At times, the patient has thoughts and feelings about, and sometimes problems with the analyst him or herself. These, too, become a focus for therapeutic discussion. This is what is known as the transference, a central feature of a psychoanalytic treatment. The transference refers to the "transfer" of feelings and conflicts with significant others in the patient's past onto the analyst in the present. Because we have all been psychologically "molded" by our past experiences with significant others, our relationship to ourselves and others is reflected in the transference in both beneficial and problematic ways. Transference occurs in all relationships; therefore its understanding and resolution can contribute to significant changes in our relationships to ourselves and others.
Most individuals who are reflective about themselves realize that their childhoods, and/or later events have had a great deal to do with who they are now--both the satistying aspects of themselves and the problematic.
Traditional psychoanalysis is the most in-depth and intensive of any psychotherapy. Emotional problems are complex and there is no easy, fast solution for them.

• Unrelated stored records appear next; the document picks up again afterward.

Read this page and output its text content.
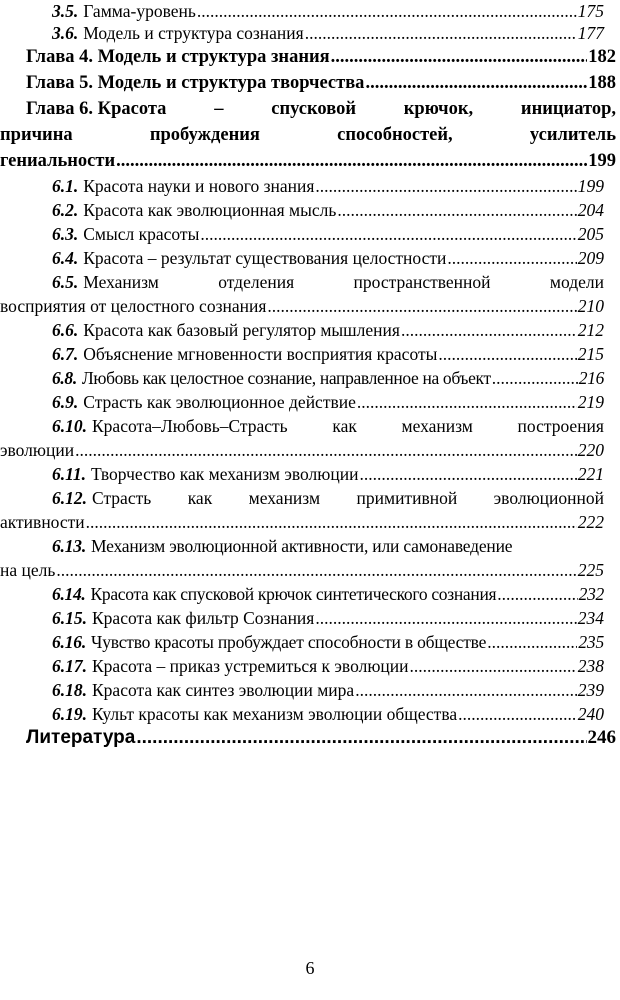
3.5. Гамма-уровень .....	175
3.6. Модель и структура сознания .....	177
Глава 4. Модель и структура знания .....	182
Глава 5. Модель и структура творчества .....	188
Глава 6. Красота	–	спусковой	крючок,	инициатор,
причина	пробуждения	способностей,	усилитель
гениальности .....	199
6.1. Красота науки и нового знания .....	199
6.2. Красота как эволюционная мысль .....	204
6.3. Смысл красоты .....	205
6.4. Красота – результат существования целостности .....	209
6.5. Механизм	отделения	пространственной	модели
восприятия от целостного сознания .....	210
6.6. Красота как базовый регулятор мышления .....	212
6.7. Объяснение мгновенности восприятия красоты .....	215
6.8. Любовь как целостное сознание, направленное на объект .....	216
6.9. Страсть как эволюционное действие .....	219
6.10. Красота–Любовь–Страсть	как	механизм	построения
эволюции .....	220
6.11. Творчество как механизм эволюции .....	221
6.12. Страсть как механизм примитивной эволюционной
активности .....	222
6.13. Механизм эволюционной активности, или самонаведение
на цель .....	225
6.14. Красота как спусковой крючок синтетического сознания .....	232
6.15. Красота как фильтр Сознания .....	234
6.16. Чувство красоты пробуждает способности в обществе .....	235
6.17. Красота – приказ устремиться к эволюции .....	238
6.18. Красота как синтез эволюции мира .....	239
6.19. Культ красоты как механизм эволюции общества .....	240
Литература .....	246
6
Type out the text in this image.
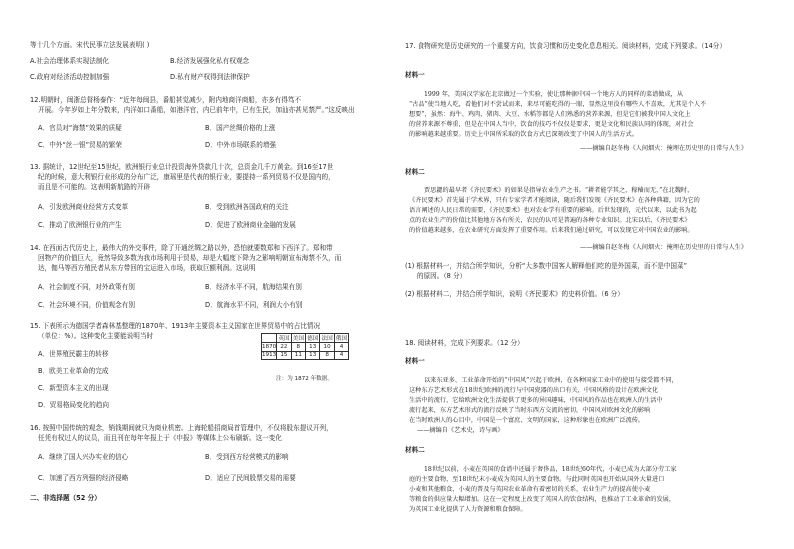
等十几个方面。宋代民事立法发展表明( )
A.社会治理体系实现法制化	B.经济发展强化私有权观念
C.政府对经济活动控制加强	D.私有财产权得到法律保护
12.明朝时，闽浙总督杨泰作：“近年每闽县，番船甚觉减少，附内地商洋商船，亦多有得笃不
开展。今年岁如上年分数来，内洋如口番船，如港洋官，内已前年中，已有生民，加汕亦甚见禁严。”这反映出
A．官员对“海禁”效果的质疑	B．国产丝绸价格的上涨
C．中外“丝一银”贸易的繁荣	D．中外市场联系的增强
13. 据统计，12世纪至15世纪，欧洲银行业总计投资海外贷款几十次，总资金几千万黄金。到16至17世
纪的时候，意大利银行业形成的分布广泛，康瑶里是代表的银行业，要提持一系列贸易不仅是国内的，
而且是不可能的。这表明新航路的开辟
A．引发欧洲商业经营方式变革	B．受到欧洲各国政府的关注
C．推动了欧洲银行业的产生	D．促进了欧洲商业金融的发展
14. 在西面古代历史上，最伟大的外交事件，除了开通丝绸之路以外，恐怕就要数郑和下西洋了。郑和带
回物产的价值巨大，竟然导致多数为我市场利用于贸易，却是大幅度下降为之影响明朝宣布海禁不久，而
达，伽马等西方殖民者从东方带回的宝运进入市场，获取巨额利润。这说明
A．社会制度不同，对外政策有别	B．经济水平不同，航海结果有别
C．社会环境不同，价值观念有别	D．航海水平不同，利润大小有别
15. 下表所示为德国学者森林基整理的1870年、1913年主要资本主义国家在世界贸易中的占比情况
（单位：%）。这种变化主要能说明当时
A．世界殖民霸主的转移
B．欧美工业革命的完成
C．新型资本主义的出现
D．贸易格局变化的趋向
	英国	美国	德国	法国	俄国
1870	22	8	13	10	4
1913	15	11	13	8	4
注：为 1872 年数据。
16. 按照中国传统的观念，销钱期间就只为商业机密。上海轮船招商局首管理中，不仅将股东提议开列，
任凭有权过人的议员，而且刊在每年年报上于《申报》等媒体上公布刷新。这一变化
A．继续了国人兴办实业的信心	B．受到西方经营模式的影响
C．加速了西方列强的经济侵略	D．适应了民间股票交易的需要
二、非选择题（52 分）
17. 食物研究是历史研究的一个重要方向，饮食习惯和历史变化息息相关。阅读材料，完成下列要求。（14分）
材料一
1999 年，美国汉学家在北京做过一个实验，使让那种据中国一个地方人的同样的菜谱做成，从
“古品”使当地人吃，看他们对不尝试而来，来尽可能吃得的一眼，显然这里没有哪些人不喜欢，尤其是个人不
想要”，虽然：海牛、鸡肉，猪肉、大豆、水稻等都是人们熟悉的营养来源，但是它们被我中国人文化上
的营养来源不尊重，但是在中国人当中，饮食的技巧不仅仅是要求，更是文化和民族认同的体现，对社会
的影响越来越重要。历史上中国所采取的饮食方式已深刻改变了中国人的生活方式。
——摘编自赵冬梅《人间烟火：掩埋在历史里的日常与人生》
材料二
贾思勰的最早者《齐民要术》的如果是指导农业生产之书。“耕者能学其之，稼穑而无，”在北魏时，
《齐民要术》首先属于学术界，只有专家学者才能阅读，随后我们发现《齐民要术》在各种典籍，因为它的
语言阐述的人民日常的需要，《齐民要术》也对农业学有重要的影响。后世发现的，元代以来，以此书为起
点的农业生产的价值比其他地方各有所关，农民的认可是普遍的各种专业知识。北宋以后，《齐民要术》
的价值越来越多，在农业研究方面发挥了重要作用。后来我们通过研究，可以发现它对中国农业的影响。
——摘编自赵冬梅《人间烟火：掩埋在历史里的日常与人生》
(1) 根据材料一，并结合所学知识，分析“大多数中国客人解释他们吃的是外国菜，而不是中国菜”
的原因。（8 分）
(2) 根据材料二，并结合所学知识，说明《齐民要术》的史料价值。（6 分）
18. 阅读材料，完成下列要求。（12 分）
材料一
以来东亚多、工业革命开始的“中国风”兴起于欧洲，在各种国家工业中的使用与接受都不同，
这种东方艺术形式在18世纪欧洲的流行与中国瓷器的出口有关，中国风格的设计在欧洲文化
生活中的流行，它给欧洲文化生活提供了更多的异国趣味，中国风的作品也在欧洲人的生活中
流行起来，东方艺术形式的流行反映了当时东西方交流的密切，中国风对欧洲文化的影响
在当时欧洲人的心目中，中国是一个富庶、文明的国家，这种形象也在欧洲广泛流传。
——摘编自《艺术史，诗与画》
材料二
18世纪以前，小麦在英国的食谱中还属于奢侈品，18世纪60年代，小麦已成为大部分劳工家
庭的主要食物，至18世纪末小麦成为英国人的主要食物。与此同时英国也开始从国外大量进口
小麦和其他粮食，小麦的普及与英国农业革命有着密切的关系，农业生产力的提高使小麦
等粮食的供应量大幅增加。这在一定程度上改变了英国人的饮食结构，也推动了工业革命的发展，
为英国工业化提供了人力资源和粮食保障。
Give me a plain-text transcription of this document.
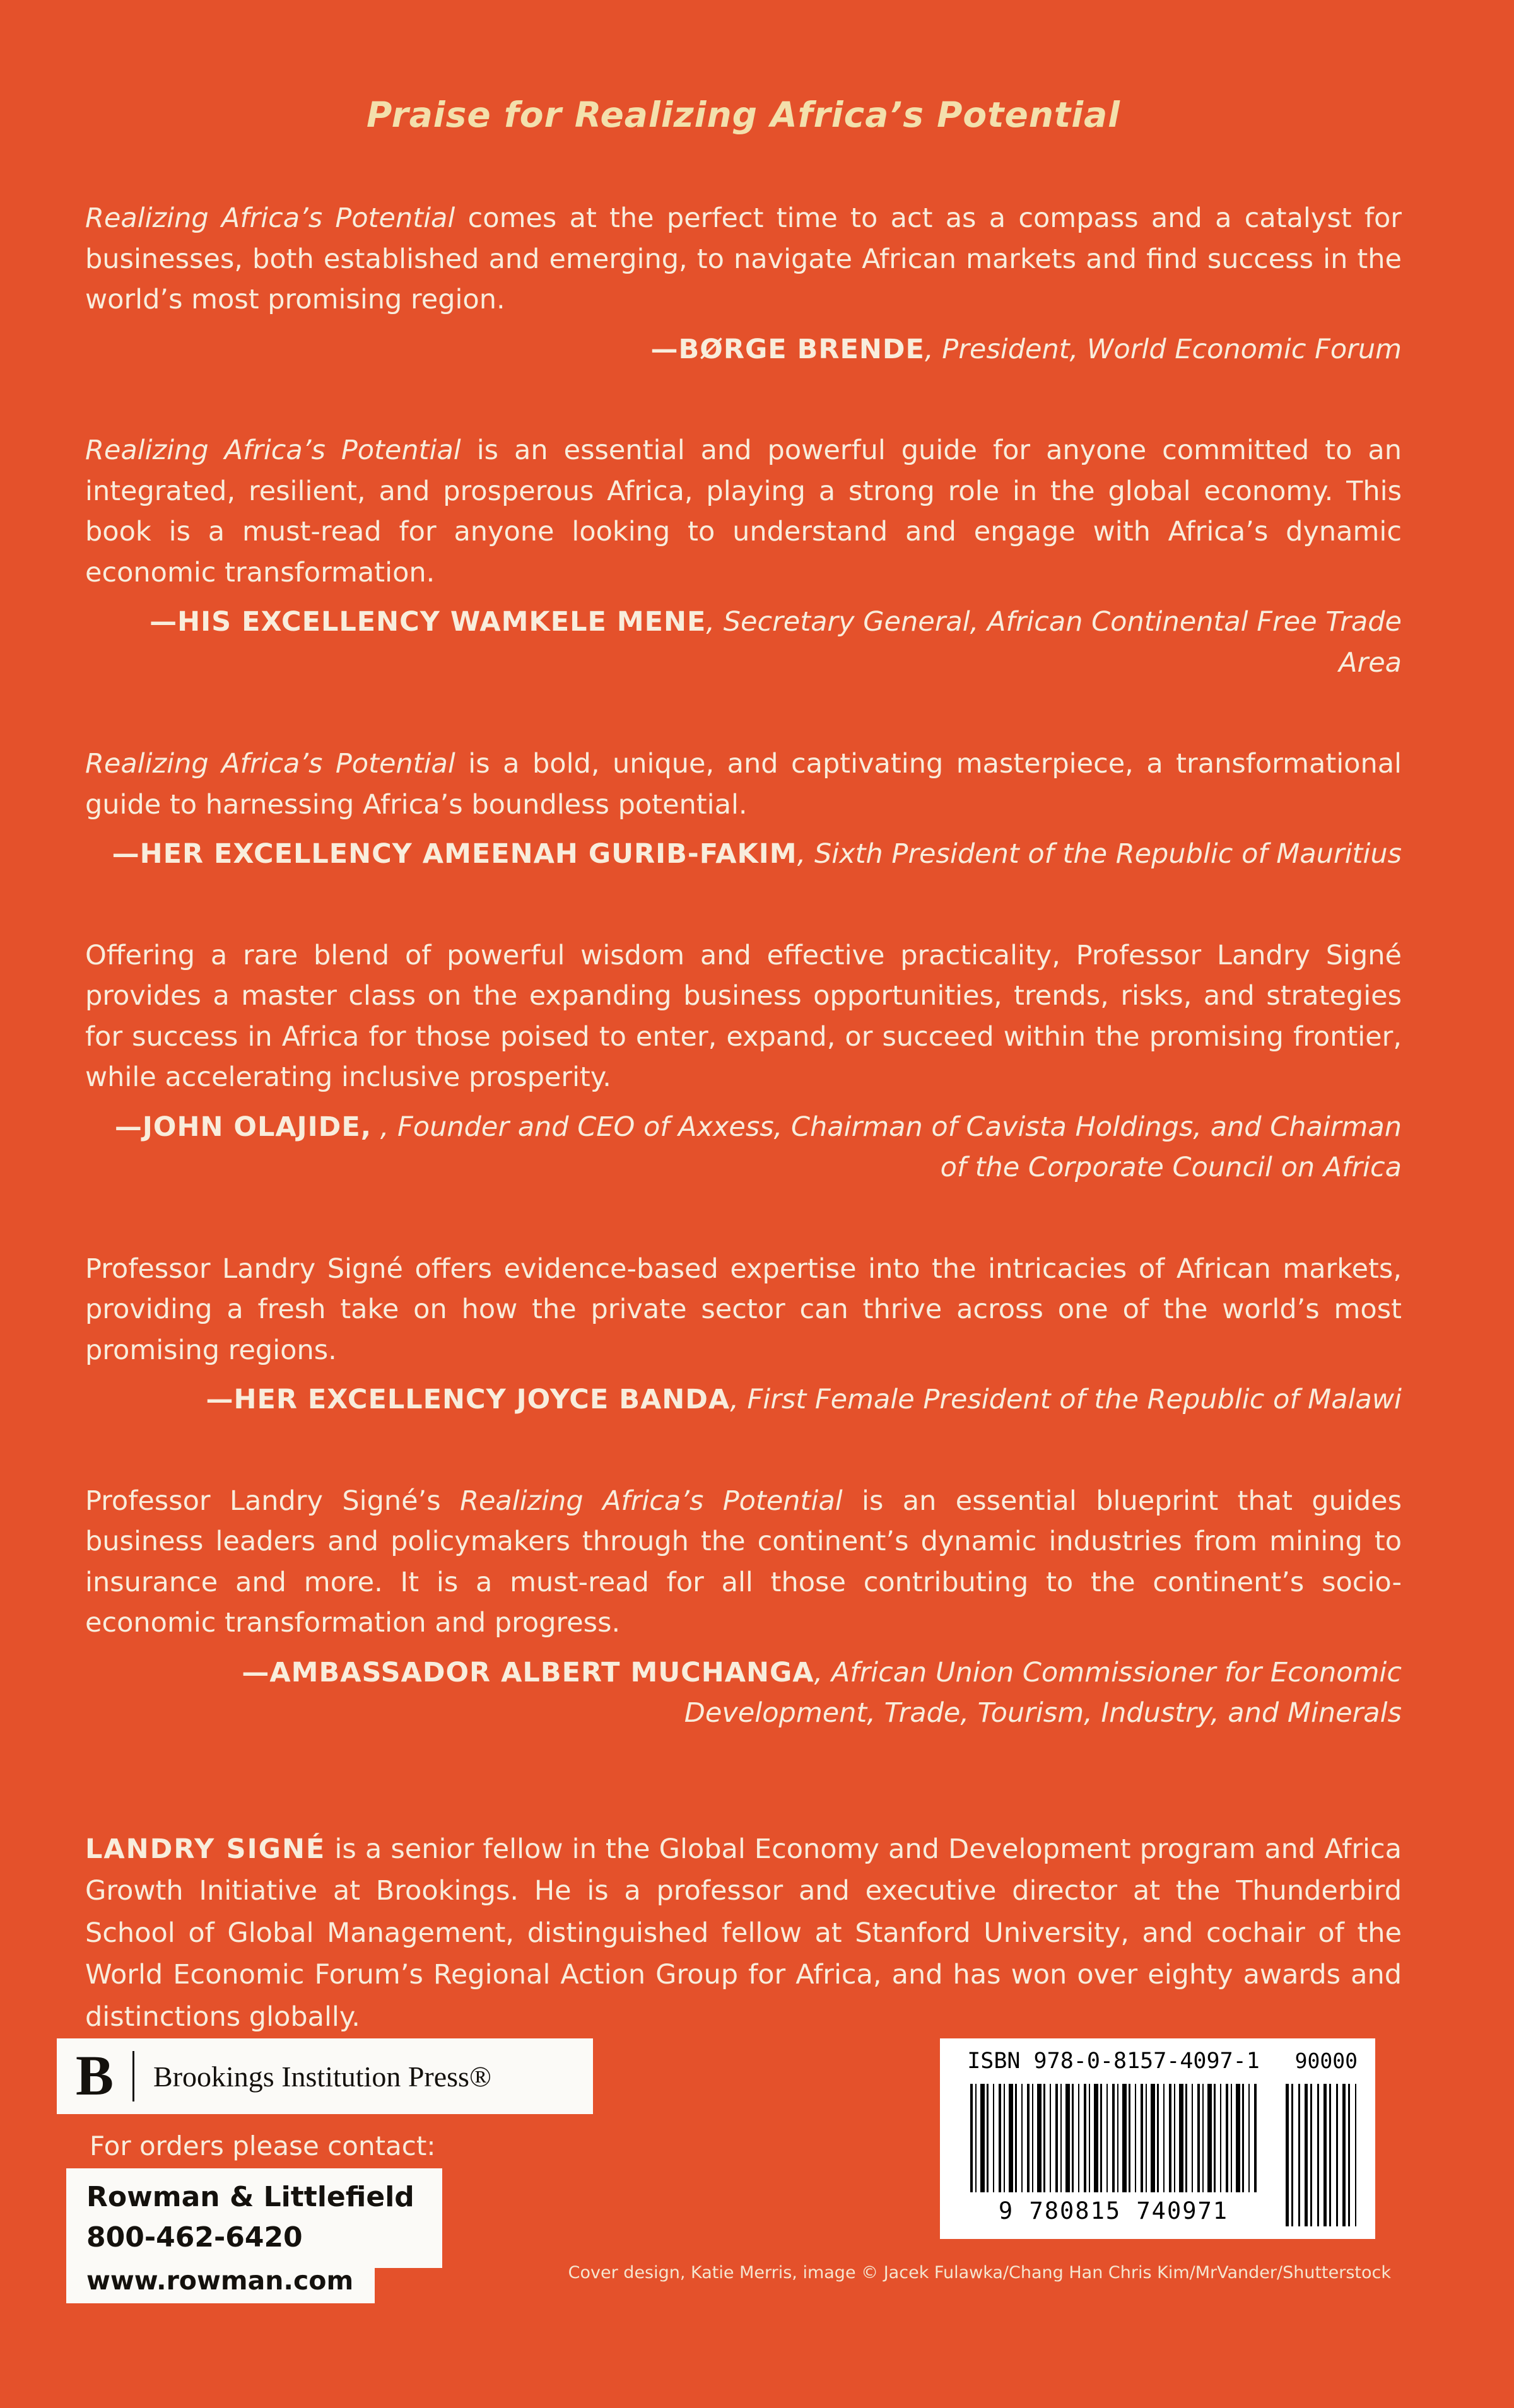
Praise for Realizing Africa’s Potential

Realizing Africa’s Potential comes at the perfect time to act as a compass and a catalyst for businesses, both established and emerging, to navigate African markets and find success in the world’s most promising region.

—BØRGE BRENDE, President, World Economic Forum

Realizing Africa’s Potential is an essential and powerful guide for anyone committed to an integrated, resilient, and prosperous Africa, playing a strong role in the global economy. This book is a must-read for anyone looking to understand and engage with Africa’s dynamic economic transformation.

—HIS EXCELLENCY WAMKELE MENE, Secretary General, African Continental Free Trade Area

Realizing Africa’s Potential is a bold, unique, and captivating masterpiece, a transformational guide to harnessing Africa’s boundless potential.

—HER EXCELLENCY AMEENAH GURIB-FAKIM, Sixth President of the Republic of Mauritius

Offering a rare blend of powerful wisdom and effective practicality, Professor Landry Signé provides a master class on the expanding business opportunities, trends, risks, and strategies for success in Africa for those poised to enter, expand, or succeed within the promising frontier, while accelerating inclusive prosperity.

—JOHN OLAJIDE, , Founder and CEO of Axxess, Chairman of Cavista Holdings, and Chairman of the Corporate Council on Africa

Professor Landry Signé offers evidence-based expertise into the intricacies of African markets, providing a fresh take on how the private sector can thrive across one of the world’s most promising regions.

—HER EXCELLENCY JOYCE BANDA, First Female President of the Republic of Malawi

Professor Landry Signé’s Realizing Africa’s Potential is an essential blueprint that guides business leaders and policymakers through the continent’s dynamic industries from mining to insurance and more. It is a must-read for all those contributing to the continent’s socio-economic transformation and progress.

—AMBASSADOR ALBERT MUCHANGA, African Union Commissioner for Economic Development, Trade, Tourism, Industry, and Minerals

LANDRY SIGNÉ is a senior fellow in the Global Economy and Development program and Africa Growth Initiative at Brookings. He is a professor and executive director at the Thunderbird School of Global Management, distinguished fellow at Stanford University, and cochair of the World Economic Forum’s Regional Action Group for Africa, and has won over eighty awards and distinctions globally.

B Brookings Institution Press®
For orders please contact:
Rowman & Littlefield
800-462-6420
www.rowman.com
ISBN 978-0-8157-4097-1 90000
9 780815 740971
Cover design, Katie Merris, image © Jacek Fulawka/Chang Han Chris Kim/MrVander/Shutterstock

The length of time this process continues is open-ended and determined by the patient, ideally in consultation with the analyst. It takes time to heal, overcome, and grow.
Traditional psychoanalysis is usually for individuals who have had long-standing problems. Generally, these patients may have had sucesses in life, and have many strengths, but are plagued with problems which are making their relationships with themselves or others less than satisfying. Some of these patients have been in other types of therapies, have had less extensive treatments, or have only tried medications to relieve their difficulties without adequate success.
Psychoanalytically informed psychotherapy is generally conducted one to three times per week with the patient sitting and facing the therapist, although the couch may be used if the patient so decides. Basically the same principles and range of patients apply here as in traditional analysis. The depth of exploration may be limited by the decreased frequency of sessions, but many patients are able to accomplish their goals by this approach, and may not require a traditional analysis.